The Revenue apparently agrees that some fixed costs may be ignored. The Revenue press release dated 21 January 1993 (following the Pepper v Hart decision), states that 'Some fixed costs (e.g. the road tax for a fitter's van) will no longer need to be taken into account where the private use of the asset is incidental to its business use. The cash equivalent is the additional expense incurred in or in connection with its provision... together with a proper proportion of the annual value of the asset …'. The Schedule E Manual is silent on the matter, although Tax Bulletin of October 2000, quoted above, does refer to 'the marginal additional running expenses'.

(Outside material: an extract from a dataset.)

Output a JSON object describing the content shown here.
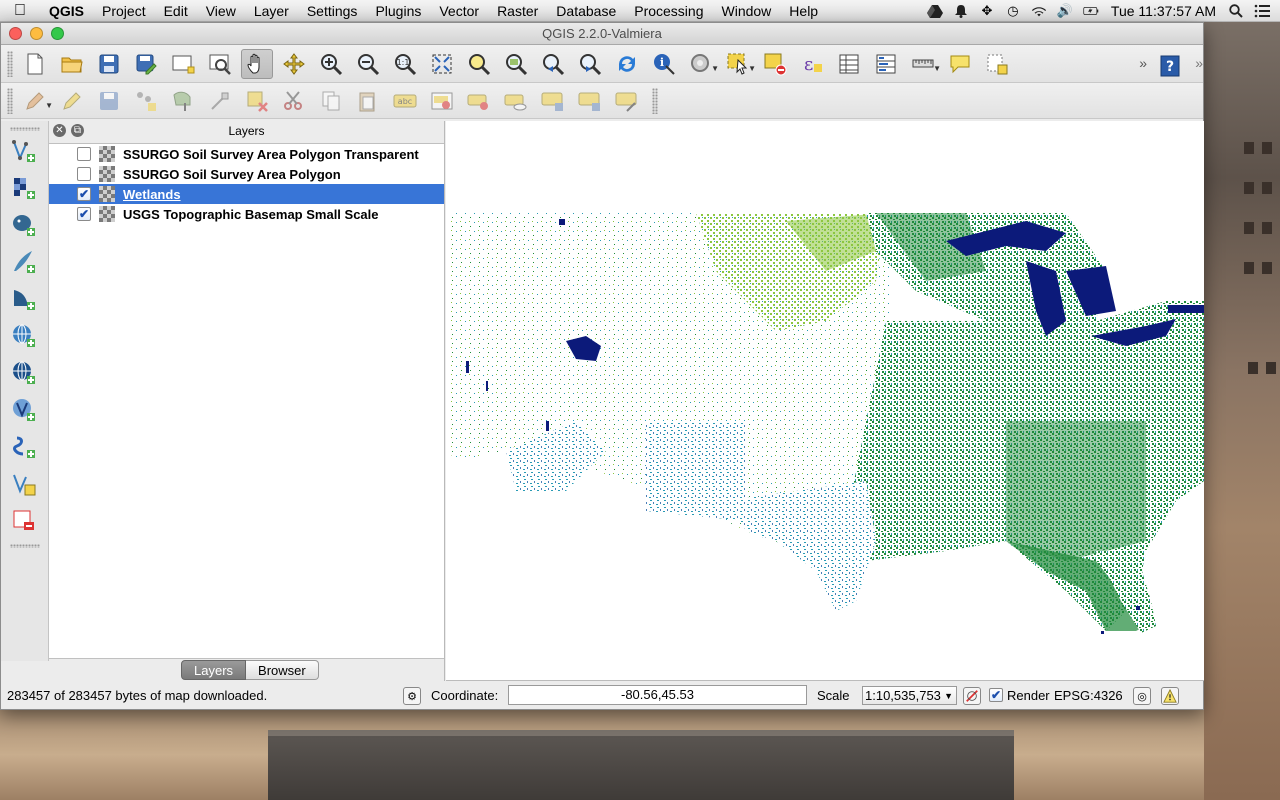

Certainly, that is my understanding of what is meant by marginal cost. I would not therefore include insurance or licences or other standing costs, except to the extent of any additional expense specifically occasioned as a result of the employee's use. Repairs and maintenance should be apportioned based upon actual use, likewise fuel costs, although with aircraft it is not unusual for the employee to pay for his own fuel for private purposes.
VAT aspects
The VAT aspects must not be overlooked since, when goods are put to a private purpose, a taxable supply takes place. If no consideration is given, then output tax is due on the full taxable costs. Further comment on the VAT position is beyond the scope of this article, except to say that full taxable costs include depreciation (whereas I would not include this in my marginal cost calculation), and that the output VAT calculation is based upon taxable costs multiplied by the period of non-business use over period of total use. In other words, the calculations of the marginal cost for Schedule E purposes and the value on which output VAT is due, differ in some respects.
P11D reporting
A calculated benefit will be conspicuous in the form P11D, and it would be sensible to attach any necessary workings to show how the figures are arrived at and the assumptions upon which the calculations are based. If the employee pays a full commercial rate, then arguably no P11D entries are required, but that would be a high-risk strategy. If it is proposed therefore to charge a commercial rate, or at least a rate which is expected to cover any benefit, then an approach to the Inspector seems indispensable.
Too many questions
It is virtually impossible to answer all the questions raised in this article, and the only probable way in which they will be answered will be by a decision of the courts or Special Commissioners. Given that the potential benefit charges in such cases could be very substantial, and given also that ownership (often via limited companies) of light aircraft, helicopters, etc. is becoming more widespread, that would seem to be only a matter of time.